Still, Superbad was not as far fetched as N&NIP.


----------



## Cardboard Tube Knight (Oct 11, 2008)

I still really want to see this movie, I just need time and someone to go with. But I heard its not super funny (which is what I expected) and next weekend is dedicated to Max Payne.


----------



## Ryuk (Oct 11, 2008)

I need to see this and Pinapple Express .


----------



## Cardboard Tube Knight (Oct 11, 2008)

Ryuk said:


> I need to see this and Pinapple Express .



Yeah you do, its pretty damn funny.


----------



## Chee (Oct 11, 2008)

Cardboard Tube Knight said:


> I still really want to see this movie, I just need time and someone to go with. But I heard its not super funny (which is what I expected) and next weekend is dedicated to Max Payne.



I'll probably see that instead. Nick and Norah seems like a rental.


----------



## Adonis (Oct 11, 2008)

Superbad was hilarious for the first half hour but after that was in a constant nosedive as the jokes ran out. I HATED 'McLovin''s character.

Juno was a sickeningly pretentious indy flick with some Godawful "Did she just reference a 60's sitcom not even indigenous to her half of the country?" dialogue. It gets better in the second half, admittedly, but still...

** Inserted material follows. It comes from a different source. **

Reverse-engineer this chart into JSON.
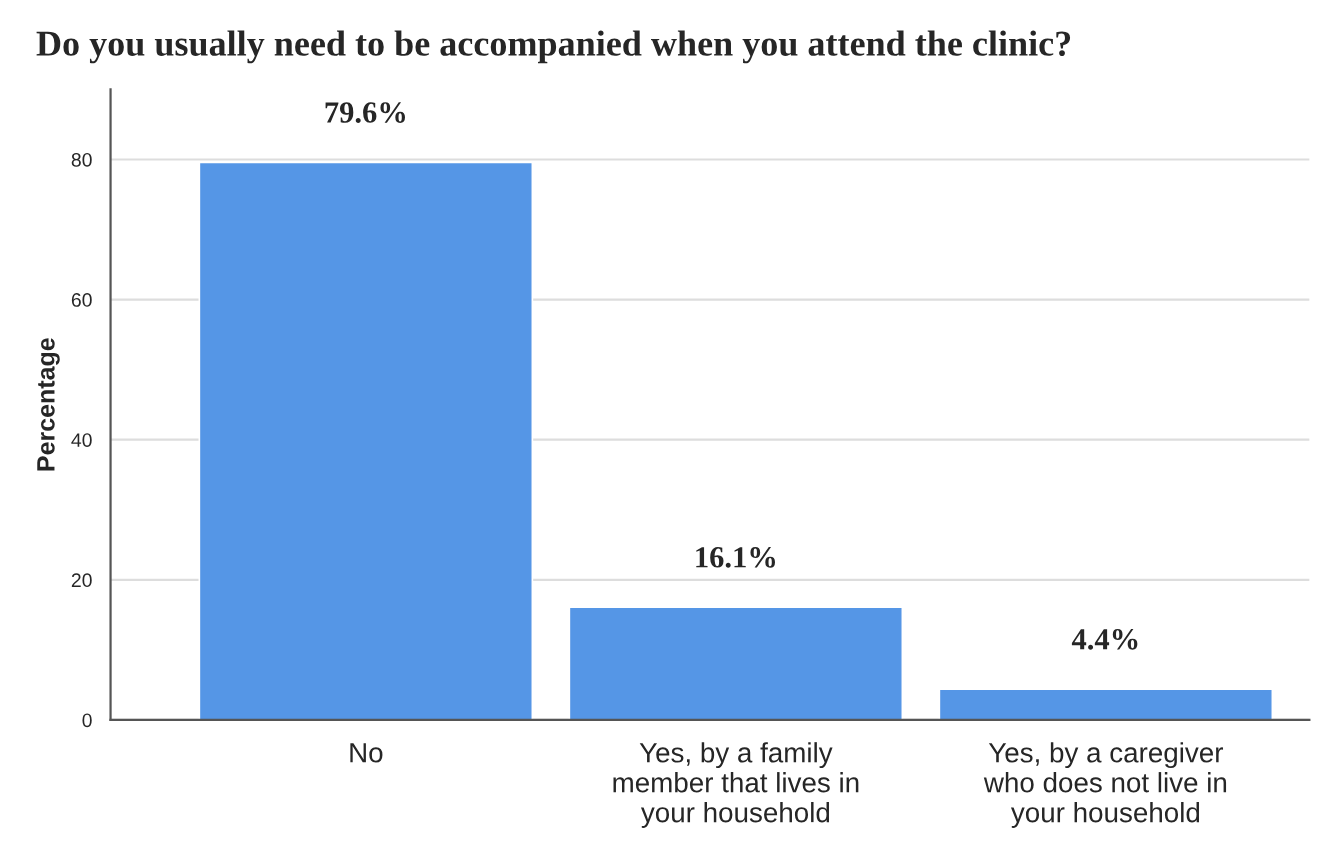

And Cera _is_ a one-trick pony. I know his humor is deadpan but he could still have range.


----------



## MartialHorror (Oct 11, 2008)

lol, poor Cera, doomed to be typecast.

Actually, seems like thats the case for most of the main cast from Superbad.


----------



## Cardboard Tube Knight (Oct 11, 2008)

Adonis said:


> Superbad was hilarious for the first half hour but after that was in a constant nosedive as the jokes ran out. I HATED 'McLovin''s character.
> 
> Juno was a sickeningly pretentious indy flick with some Godawful "Did she just reference a 60's sitcom not even indigenous to her half of the country?" dialogue. It gets better in the second half, admittedly, but still...
> 
> And Cera _is_ a one-trick pony. I know his humor is deadpan but he could still have range.



I hated McLovin to and he only had like one funny line I thought. The movie could have done better without him and the two cops having that much side plot. His character could have been a catalyst without having that much pull. 

McLovin is the main reason I can't see how Nick and Norah could be less realistic. His entire story is not realistic. 

I really enjoyed Juno though, the second half was better, but I still enjoyed the whole thing.


----------